I think independence is a very important thing for a lot of community oncologists. I think the idea that they would, for a hospital, have to answer to some hospital administrator is just unfathomable. But the fact is that in the evolution of payment models toward responsibility for total cost of care, the pride associated with being independent becomes almost unsustainable. I know of no community oncology practices, even Texas Oncology, that are in a position to negotiate a day rate for a bed with a hospital. They just don’t; they’ve never been forced to do that. They have no idea where to start. And so I think it is inevitable that there has to be some relationship between IDNs, or hospital-based providers, and community oncologists because the community oncologist will not be able to survive without a relationship.

Now, that’s not going to be an employment relationship. In fact, we’ll see what happens. We may have reached the peak of hospital employment of oncologists. When they shift from being a revenue center to a cost center, those meetings with the hospital administrator will take a whole different tone, a whole different dialogue.

Dana Macher: Yes, just with the changes in 340B payment. I think that we will certainly see the stim in acquisitions. You might even see that backward.

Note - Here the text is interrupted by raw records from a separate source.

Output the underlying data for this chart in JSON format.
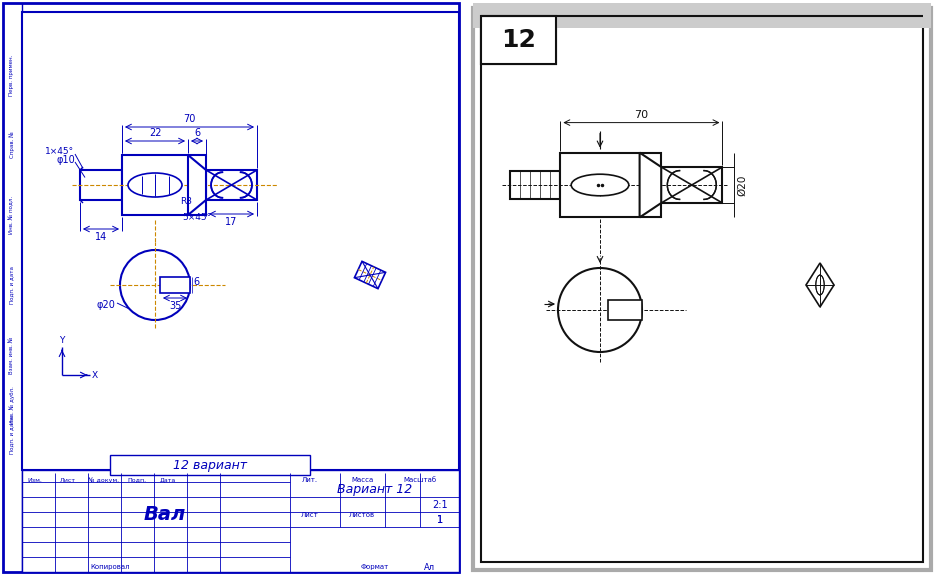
{
  "bg_color": "#ffffff",
  "blue": "#0000bb",
  "black": "#111111",
  "orange": "#cc8800",
  "gray_border": "#888888",
  "title_text": "Вариант 12",
  "drawing_title": "Вал",
  "variant_box_text": "12 вариант",
  "number_label": "12",
  "dim_70": "70",
  "dim_22": "22",
  "dim_6": "6",
  "dim_14": "14",
  "dim_17": "17",
  "dim_R3": "R3",
  "dim_5x45": "5×45°",
  "dim_1x45": "1×45°",
  "dim_phi10": "φ10",
  "dim_phi20": "φ20",
  "dim_phi20_r": "Ø20",
  "dim_35": "35",
  "dim_6b": "6",
  "scale": "2:1",
  "sheet_num": "1",
  "format_text": "Формат",
  "kopir": "Копировал",
  "format_A4": "Ал",
  "liter": "Лит.",
  "massa": "Масса",
  "masshtab": "Масштаб",
  "list": "Лист",
  "listov": "Листов"
}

Bruce Feinberg, DO: My concern would be that with regard to the 340B issue, how dependent have the hospitals become?

Dana Macher: Very.

Bruce Feinberg, DO: Do they have an unbalanced balance sheet now because of that dependence? And how quickly can they recover?

Mark S. Soberman, MD, MBA, FACS: Well, I come from a non-340B health system. We’re not 340B, and we’ve been able to successfully develop and grow a program. To your point, Mike, I don’t know, as infusion becomes less lucrative, whether there will be a shift back to private practice. The other wild card in all of this is the fact that when you look at the trainees coming out, the millennials, many of them are not as entrepreneurial as we were when we came out of residency. A lot of them are not looking to go into private practice. They like the idea of working for an integrated delivery network or a health system.